Total reported revenue was $14.9 billion, up 4.9% over the same quarter last year. Changes in fuel surcharges and currency exchange rates negatively affected revenue growth. On a currency-neutral basis, revenue increased 5.1%. In addition, lower fuel surcharge rates reduced revenue growth by approximately 50 basis points.
"We are providing value to UPS customers worldwide and our solutions enabled strong growth this quarter," said David Abney, UPS chairman and CEO. "The investments we are making in technology and capacity will ensure UPS continues to deliver great results well into the future."
The company does not provide full-year 2016 earnings per share guidance on a GAAP basis, or a reconciliation from its full-year 2016 adjusted earnings per share guidance to full-year 2016 GAAP earnings per share, because it is not possible to reliably forecast certain items that could impact GAAP earnings per share. In the fourth quarter, GAAP earnings per share is subject to an expected year-end mark-to-market ("MTM") pension accounting adjustment, which could be material.
The MTM adjustment is significantly impacted by changes in interest rates, financial returns, demographics and other actuarial assumptions. As a result, the MTM pension adjustment is not included in the company's 2016 full-year earnings per share guidance or a reconciliation to 2016 GAAP earnings.
The company's adjusted earnings guidance for full-year 2016 remains at $5.70 to $5.90 per diluted share. Adjusted earnings per share refers to the company's expectation for earnings per share before the impact of the expected MTM pension accounting adjustment.

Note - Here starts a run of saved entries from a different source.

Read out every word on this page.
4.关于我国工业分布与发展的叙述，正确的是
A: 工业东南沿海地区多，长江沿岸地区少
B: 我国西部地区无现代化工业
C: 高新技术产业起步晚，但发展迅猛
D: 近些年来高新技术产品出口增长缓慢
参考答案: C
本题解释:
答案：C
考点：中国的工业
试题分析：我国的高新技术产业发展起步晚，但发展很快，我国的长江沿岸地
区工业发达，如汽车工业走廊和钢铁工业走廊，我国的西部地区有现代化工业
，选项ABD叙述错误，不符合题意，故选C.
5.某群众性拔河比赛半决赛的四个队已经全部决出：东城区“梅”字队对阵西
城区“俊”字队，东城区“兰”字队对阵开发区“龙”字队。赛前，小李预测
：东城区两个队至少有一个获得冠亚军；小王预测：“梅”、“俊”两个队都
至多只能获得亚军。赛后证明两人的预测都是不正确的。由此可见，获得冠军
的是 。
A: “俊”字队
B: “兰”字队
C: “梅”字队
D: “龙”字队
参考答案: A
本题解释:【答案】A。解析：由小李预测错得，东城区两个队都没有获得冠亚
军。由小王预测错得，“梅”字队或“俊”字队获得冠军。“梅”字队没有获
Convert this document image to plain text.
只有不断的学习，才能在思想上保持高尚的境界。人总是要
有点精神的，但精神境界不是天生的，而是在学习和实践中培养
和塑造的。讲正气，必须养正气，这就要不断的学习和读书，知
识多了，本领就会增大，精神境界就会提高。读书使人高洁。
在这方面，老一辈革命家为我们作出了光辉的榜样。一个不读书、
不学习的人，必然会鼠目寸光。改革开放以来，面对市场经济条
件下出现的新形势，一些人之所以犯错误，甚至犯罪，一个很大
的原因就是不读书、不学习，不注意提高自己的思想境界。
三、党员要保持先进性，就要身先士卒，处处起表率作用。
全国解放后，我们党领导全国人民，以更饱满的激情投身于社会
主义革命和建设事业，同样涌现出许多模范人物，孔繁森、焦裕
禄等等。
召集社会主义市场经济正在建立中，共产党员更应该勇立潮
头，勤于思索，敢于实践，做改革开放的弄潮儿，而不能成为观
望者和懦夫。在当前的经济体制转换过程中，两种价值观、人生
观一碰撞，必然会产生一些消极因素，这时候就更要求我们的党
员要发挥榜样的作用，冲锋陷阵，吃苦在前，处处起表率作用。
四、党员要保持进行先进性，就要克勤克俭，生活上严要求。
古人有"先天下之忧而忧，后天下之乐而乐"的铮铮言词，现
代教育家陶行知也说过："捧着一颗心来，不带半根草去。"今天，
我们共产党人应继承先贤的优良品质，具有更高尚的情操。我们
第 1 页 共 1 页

"Through the third quarter we are performing according to our expectations, and we've taken the necessary steps to ensure we capitalize on record volume levels during peak season," said Richard Peretz, UPS chief financial officer. "As a result, we remain confident in achieving our 2016 full-year guidance for adjusted diluted earnings per share."
U.S. Domestic Package
U.S. Domestic revenue increased 4.8% over the third quarter of 2015, to $9.3 billion. Average daily package volume increased 5.7%, with Deferred Air products up 10%, Next Day Air up 5.9% and Ground products up 5.2%. Strong business-to-consumer (B2C) growth trends continued this quarter, while business-to-business (B2B) growth was positive primarily due to online retail returns.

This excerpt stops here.